My kids know that old place well. I showed them the tree that the dog climbed and the room upstairs where my brothers and I slept with no heat. We even carried a wooden post and a broken end table back in the car with us one time. That end table sits beside my recliner in the living room of our farmhouse. And the post is holding up the drink stand at Marcy Jo’s, the family restaurant down the street, named after my sister and my wife. Those things are part of the fabric of our lives now . . . reminders of a moment in time that we loved and how quickly it can all be gone.
My father loved me. I know he did. When I was in my late teens, I sometimes would make trips to see him when he stayed at the little truckers’ motel in East Kansas City. It would be just him and me. And he loved me so much, I could feel it in his strong hug and hear it in the way he said the word son. He didn’t have to say it. But he did. He liked saying it. He always told us he loved us. But saying it was easy. I wanted to see it. And that was something he wasn’t good at.

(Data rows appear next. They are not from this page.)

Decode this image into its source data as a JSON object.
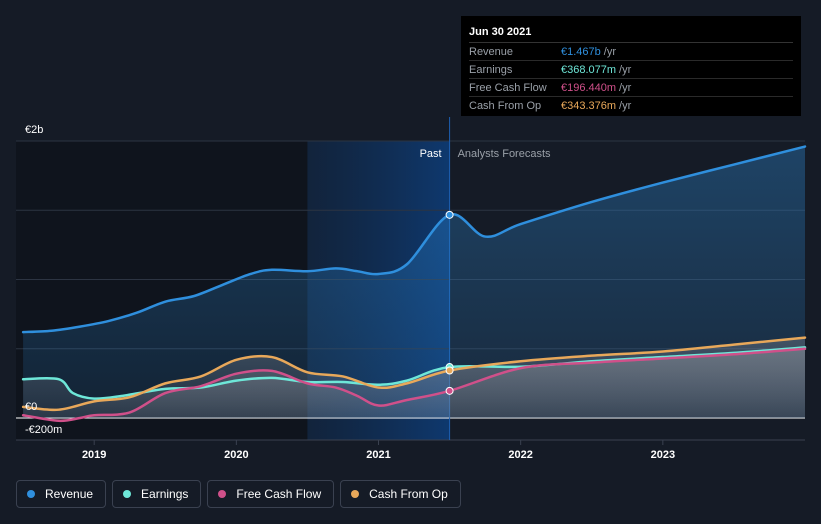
{
  "chart_data": {
    "type": "line",
    "title": "",
    "y_tick_labels": [
      "€2b",
      "€0",
      "-€200m"
    ],
    "y_ticks": [
      2000,
      0,
      -200
    ],
    "ylim": [
      -200,
      2000
    ],
    "x_tick_labels": [
      "2019",
      "2020",
      "2021",
      "2022",
      "2023"
    ],
    "x_ticks": [
      2019.0,
      2020.0,
      2021.0,
      2022.0,
      2023.0
    ],
    "xlim": [
      2018.45,
      2024.0
    ],
    "past_label": "Past",
    "forecast_label": "Analysts Forecasts",
    "past_end": 2021.5,
    "highlight_start": 2020.5,
    "series": [
      {
        "name": "Revenue",
        "color": "#2f8fdd",
        "x": [
          2018.5,
          2018.7,
          2018.9,
          2019.1,
          2019.3,
          2019.5,
          2019.7,
          2019.9,
          2020.1,
          2020.25,
          2020.5,
          2020.7,
          2020.85,
          2021.0,
          2021.2,
          2021.5,
          2021.75,
          2022.0,
          2022.5,
          2023.0,
          2023.5,
          2024.0
        ],
        "y": [
          620,
          630,
          660,
          700,
          760,
          840,
          880,
          960,
          1040,
          1070,
          1060,
          1080,
          1060,
          1040,
          1110,
          1467,
          1310,
          1400,
          1560,
          1700,
          1830,
          1960
        ]
      },
      {
        "name": "Earnings",
        "color": "#6ee7d8",
        "x": [
          2018.5,
          2018.75,
          2018.85,
          2019.0,
          2019.2,
          2019.5,
          2019.75,
          2020.0,
          2020.25,
          2020.5,
          2020.75,
          2021.0,
          2021.2,
          2021.5,
          2022.0,
          2022.5,
          2023.0,
          2023.5,
          2024.0
        ],
        "y": [
          280,
          280,
          180,
          140,
          160,
          210,
          220,
          270,
          290,
          260,
          260,
          240,
          270,
          368,
          370,
          410,
          440,
          470,
          510
        ]
      },
      {
        "name": "Free Cash Flow",
        "color": "#d0508a",
        "x": [
          2018.5,
          2018.75,
          2018.9,
          2019.0,
          2019.25,
          2019.5,
          2019.75,
          2020.0,
          2020.25,
          2020.5,
          2020.7,
          2020.85,
          2021.0,
          2021.2,
          2021.5,
          2022.0,
          2022.5,
          2023.0,
          2023.5,
          2024.0
        ],
        "y": [
          20,
          -20,
          0,
          20,
          40,
          180,
          230,
          320,
          340,
          250,
          220,
          160,
          90,
          130,
          196,
          360,
          400,
          430,
          460,
          500
        ]
      },
      {
        "name": "Cash From Op",
        "color": "#e8a85a",
        "x": [
          2018.5,
          2018.75,
          2019.0,
          2019.25,
          2019.5,
          2019.75,
          2020.0,
          2020.25,
          2020.5,
          2020.75,
          2021.0,
          2021.2,
          2021.5,
          2022.0,
          2022.5,
          2023.0,
          2023.5,
          2024.0
        ],
        "y": [
          80,
          60,
          120,
          150,
          250,
          300,
          420,
          440,
          330,
          300,
          220,
          250,
          343,
          410,
          450,
          480,
          530,
          580
        ]
      }
    ]
  },
  "tooltip": {
    "date": "Jun 30 2021",
    "rows": [
      {
        "label": "Revenue",
        "value": "€1.467b",
        "unit": "/yr",
        "color": "#2f8fdd"
      },
      {
        "label": "Earnings",
        "value": "€368.077m",
        "unit": "/yr",
        "color": "#6ee7d8"
      },
      {
        "label": "Free Cash Flow",
        "value": "€196.440m",
        "unit": "/yr",
        "color": "#d0508a"
      },
      {
        "label": "Cash From Op",
        "value": "€343.376m",
        "unit": "/yr",
        "color": "#e8a85a"
      }
    ]
  },
  "legend": [
    {
      "label": "Revenue",
      "color": "#2f8fdd"
    },
    {
      "label": "Earnings",
      "color": "#6ee7d8"
    },
    {
      "label": "Free Cash Flow",
      "color": "#d0508a"
    },
    {
      "label": "Cash From Op",
      "color": "#e8a85a"
    }
  ]
}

But none of that makes him any less of a hero to me. Like my mother, he was doing the very best he could with the tools and the pain and the scars he had. I know that, and I’m not angry with him. I miss him and
wish I knew him. Wish I really knew him. Thankfully, I can still see him from time to time. He shows up in the mirror while I’m shaving, in the way I talk with my hands, or in a dozen other parts of me. I am him. I am him, learning to be more. Hoping to be a hero to my children too. Hoping that when my time is done, I might have earned that role. Not by just telling them I love them but by showing it too.
Seven
THINGS THAT GO AWAY
My father’s father’s father’s wife was full-blooded Cherokee. Or, at least, that’s what I’ve been told. That would explain the black hair and dark eyes that my dad had. And his strong facial features. And, sadly, maybe his style of gift-giving too.
My father gave me a guitar one Christmas. Another time it was a gun. And once it was even a 1967 Ford LTD. He said he’d bought those things for me, that they were mine. But they weren’t. They were still his.

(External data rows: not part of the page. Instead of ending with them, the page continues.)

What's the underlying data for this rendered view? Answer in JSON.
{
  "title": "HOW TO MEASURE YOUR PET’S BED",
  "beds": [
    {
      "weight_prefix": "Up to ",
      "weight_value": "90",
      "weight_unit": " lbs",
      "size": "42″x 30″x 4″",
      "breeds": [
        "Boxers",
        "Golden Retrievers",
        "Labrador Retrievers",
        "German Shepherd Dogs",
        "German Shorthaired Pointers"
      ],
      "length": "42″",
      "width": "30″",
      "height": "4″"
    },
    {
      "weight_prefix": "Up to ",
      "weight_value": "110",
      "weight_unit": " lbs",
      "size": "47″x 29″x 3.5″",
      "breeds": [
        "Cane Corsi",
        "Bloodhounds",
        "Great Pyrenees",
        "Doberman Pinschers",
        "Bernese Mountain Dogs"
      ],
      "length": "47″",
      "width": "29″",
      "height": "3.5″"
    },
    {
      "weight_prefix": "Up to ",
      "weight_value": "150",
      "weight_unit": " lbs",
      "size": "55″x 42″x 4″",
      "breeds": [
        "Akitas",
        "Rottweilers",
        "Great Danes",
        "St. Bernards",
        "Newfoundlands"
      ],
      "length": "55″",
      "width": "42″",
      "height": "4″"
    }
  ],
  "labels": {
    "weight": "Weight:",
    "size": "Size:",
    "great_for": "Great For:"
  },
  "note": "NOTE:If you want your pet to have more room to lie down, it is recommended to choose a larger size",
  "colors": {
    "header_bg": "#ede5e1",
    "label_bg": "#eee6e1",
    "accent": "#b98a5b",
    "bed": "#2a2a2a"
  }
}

Looking back now, I think, those things—like him—just stayed awhile, then went away. I don’t know why, they just did. That 12-gauge was at my house; he’d given it to me. Said it was mine. Said that I was getting to be a man and that a man was old enough to have his own shotgun. I treasured it. From that one gift came a hundred dreams.
We lived in a small split-level house then, in a town near Omaha called Carter Lake, which was right next to the big airport. I spent my days studying the art of hunting. Dreaming of owning a bird dog so he and I could go on big hunts together. I read everything I could—every book, every magazine. I was going to have a yellow Labrador retriever that would pheasant and quail hunt with me. I would take my new shotgun and break state records for the most birds killed in one day and become known for training amazing bird dogs. I could see it. Of course, I was only thirteen or fourteen and couldn’t drive yet, not legally anyway, so I just dreamed. We didn’t live in the country, so I didn’t know how I would get to the open fields or get a dog. I just imagined going there, being there, and that it would be great and I would be great.